No undated filling since Nov. 29, 2010. We buy houses is not legally in business in the state of Ct.

You still have time to change your post and your opinion.

posted by: FacChec on May 22, 2014  11:55am

@NH_Needs_HELP

What you failed to mention in your post is that the property is now vacant and unkept. Because WBH brought the property in 2005 for $140,000, and was later torn down, has no bearing on the 2011 assessment. A 16,500 assessment is generous.

Correction to my last post. I wrote in error “We buy houses is not legally in business in the state of Ct”.
Correction:

We Buy Houses status with the SES office is active.

Based on this further disclosed information, it is extremely difficult to defend Erick Johnson’s recommendation to purchased this property for $50K, to the Board of Aldermen.

posted by: RhyminTyman on May 22, 2014  12:15pm

FacCheck, every accessment from 2011 is lower than what they could sell there house for. The market has recovered a bit over the last couple years. It is not great but is something. Also you may think it a bit high but it takes two to sell it Erik Johnson could have came in at 20k and worked his way up until they agreed upon a number. Finally you act like the accessment has anything to do with the actual value of your home. It doesn’t. It could be more or less than what you could sell it for, you know what the property is actually worth.

posted by: FacChec on May 22, 2014  12:54pm

@posted by: RhyminTyman on May 22, 2014 12:15pm

Assessments form the basis for your taxes to the city. 70% of assessment x the mill rate.

Full assessment is the 30% value over the 70% assessor’s value.
In the case of 613 Ferry St. which is now VACANT and unkept… 70% value is 16,500, 100% value is $21,450. Of course real estate companies who never perform assessments simply look at recent sale prices and inflate that price. Anyone with any sense would first look at the assessed value and determine if any liens or easements are attached to the property.
In the case of 613 ferry there are outstanding taxes of $2,684.40, which further devalue the property. If you are the one who would buy this property for $50,000, I have a bridge that I will throw in for nothing, if you buy today.

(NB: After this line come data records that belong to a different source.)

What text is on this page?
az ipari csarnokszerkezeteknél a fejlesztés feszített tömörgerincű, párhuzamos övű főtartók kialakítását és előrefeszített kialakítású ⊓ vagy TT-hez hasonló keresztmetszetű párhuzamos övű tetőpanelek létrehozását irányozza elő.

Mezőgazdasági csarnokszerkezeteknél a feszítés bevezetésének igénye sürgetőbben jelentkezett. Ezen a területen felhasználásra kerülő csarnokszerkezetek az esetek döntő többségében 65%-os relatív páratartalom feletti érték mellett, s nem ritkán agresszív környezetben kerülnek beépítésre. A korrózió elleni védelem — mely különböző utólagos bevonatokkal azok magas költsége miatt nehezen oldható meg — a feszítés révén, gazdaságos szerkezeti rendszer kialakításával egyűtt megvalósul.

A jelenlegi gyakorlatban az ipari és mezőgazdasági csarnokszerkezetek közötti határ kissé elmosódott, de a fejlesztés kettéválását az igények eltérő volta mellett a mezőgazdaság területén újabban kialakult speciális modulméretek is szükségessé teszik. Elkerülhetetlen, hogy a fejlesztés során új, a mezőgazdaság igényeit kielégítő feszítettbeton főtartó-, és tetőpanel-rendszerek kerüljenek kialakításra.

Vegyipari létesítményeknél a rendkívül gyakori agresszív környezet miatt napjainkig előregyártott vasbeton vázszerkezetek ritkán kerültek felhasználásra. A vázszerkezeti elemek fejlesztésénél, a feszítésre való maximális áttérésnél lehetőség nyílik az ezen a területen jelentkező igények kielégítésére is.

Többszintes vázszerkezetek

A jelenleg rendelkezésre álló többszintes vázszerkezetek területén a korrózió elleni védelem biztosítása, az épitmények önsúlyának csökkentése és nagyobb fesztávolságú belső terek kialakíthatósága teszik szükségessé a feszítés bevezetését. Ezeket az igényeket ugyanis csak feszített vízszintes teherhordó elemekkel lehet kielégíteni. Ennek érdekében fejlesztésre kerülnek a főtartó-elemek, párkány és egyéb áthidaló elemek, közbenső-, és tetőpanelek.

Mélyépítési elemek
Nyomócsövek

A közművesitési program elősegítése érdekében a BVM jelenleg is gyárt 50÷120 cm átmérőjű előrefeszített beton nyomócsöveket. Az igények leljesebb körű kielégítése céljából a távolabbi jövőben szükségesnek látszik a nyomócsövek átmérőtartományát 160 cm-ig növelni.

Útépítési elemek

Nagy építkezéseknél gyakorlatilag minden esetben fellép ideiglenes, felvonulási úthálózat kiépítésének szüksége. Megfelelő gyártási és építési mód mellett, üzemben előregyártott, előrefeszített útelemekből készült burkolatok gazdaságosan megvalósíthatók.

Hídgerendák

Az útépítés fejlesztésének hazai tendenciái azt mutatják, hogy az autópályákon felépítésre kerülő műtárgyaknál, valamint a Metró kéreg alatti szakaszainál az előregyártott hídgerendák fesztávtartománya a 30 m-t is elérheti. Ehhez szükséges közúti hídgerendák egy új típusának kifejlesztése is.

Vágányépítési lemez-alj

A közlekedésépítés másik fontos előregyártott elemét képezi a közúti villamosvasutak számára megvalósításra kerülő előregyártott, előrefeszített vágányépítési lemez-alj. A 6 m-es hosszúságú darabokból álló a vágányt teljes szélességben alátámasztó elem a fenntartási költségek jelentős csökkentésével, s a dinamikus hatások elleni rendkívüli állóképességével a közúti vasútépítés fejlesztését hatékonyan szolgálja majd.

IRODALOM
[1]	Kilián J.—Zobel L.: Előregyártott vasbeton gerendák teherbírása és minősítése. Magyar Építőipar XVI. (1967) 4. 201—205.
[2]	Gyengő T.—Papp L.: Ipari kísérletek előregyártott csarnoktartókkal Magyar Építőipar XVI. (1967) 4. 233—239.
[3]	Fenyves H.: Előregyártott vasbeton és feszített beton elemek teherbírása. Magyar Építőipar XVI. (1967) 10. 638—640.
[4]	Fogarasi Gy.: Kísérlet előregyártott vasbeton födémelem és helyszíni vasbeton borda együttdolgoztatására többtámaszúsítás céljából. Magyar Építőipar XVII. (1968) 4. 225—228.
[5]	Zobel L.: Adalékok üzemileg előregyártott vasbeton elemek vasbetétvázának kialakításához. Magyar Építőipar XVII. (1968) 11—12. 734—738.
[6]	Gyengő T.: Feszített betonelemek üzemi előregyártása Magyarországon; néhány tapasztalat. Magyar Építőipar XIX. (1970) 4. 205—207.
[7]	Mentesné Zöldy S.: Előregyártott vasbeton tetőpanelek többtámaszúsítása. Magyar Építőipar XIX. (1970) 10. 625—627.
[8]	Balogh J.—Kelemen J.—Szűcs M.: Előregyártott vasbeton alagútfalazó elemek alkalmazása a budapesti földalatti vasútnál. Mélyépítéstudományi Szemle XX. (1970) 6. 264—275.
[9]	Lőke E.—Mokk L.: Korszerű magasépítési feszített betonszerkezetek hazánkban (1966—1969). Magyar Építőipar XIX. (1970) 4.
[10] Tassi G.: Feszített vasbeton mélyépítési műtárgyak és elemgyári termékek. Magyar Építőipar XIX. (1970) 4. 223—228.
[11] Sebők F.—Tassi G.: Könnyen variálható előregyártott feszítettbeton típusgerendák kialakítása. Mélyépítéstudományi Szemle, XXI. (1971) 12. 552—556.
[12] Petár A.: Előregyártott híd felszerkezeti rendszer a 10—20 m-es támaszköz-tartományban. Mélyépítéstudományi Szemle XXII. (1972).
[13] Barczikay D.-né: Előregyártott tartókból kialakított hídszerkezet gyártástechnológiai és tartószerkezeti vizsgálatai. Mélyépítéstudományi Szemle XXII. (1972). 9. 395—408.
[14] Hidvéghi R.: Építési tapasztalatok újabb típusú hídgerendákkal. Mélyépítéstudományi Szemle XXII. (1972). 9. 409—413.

posted by: RhyminTyman on May 22, 2014  3:46pm

FC- you are missing the point property doesn’t have to sell for what the accessment states. My house is assessed at only 10,000 less than it sold for last year. This is a clear example of the meaninglessness of assessment totals. It is what the Assessor thinks 70% of the value of your property. I am not saying 50k isn’t high, I am saying you should base your sale price on the assessment.

posted by: NH_Needs_HELP on May 22, 2014  6:25pm

This is how a city works. Plan, Budget and Develop or you go nowhere. The lot is so worth over the 50k they are paying based on the reality of today, tomorrow, and the future. It has huge potential and thus the impact will be immediate when developed. Ferry Street down to the river will benefit.

Own it and control it. This is a huge slam dunk for NH. This could be a home for the Farm of New Haven or it could be a PDD in the long run. Planning is a long run odds game and the City is on the $ on this one. It’s OK to let the city do stuff when it’s good for New Haven. And remember some funds need to be spent or they go back to DC or HUD…..don’t screw the taxpayers because that is how it works (I call these funds Spare Change from larger projects).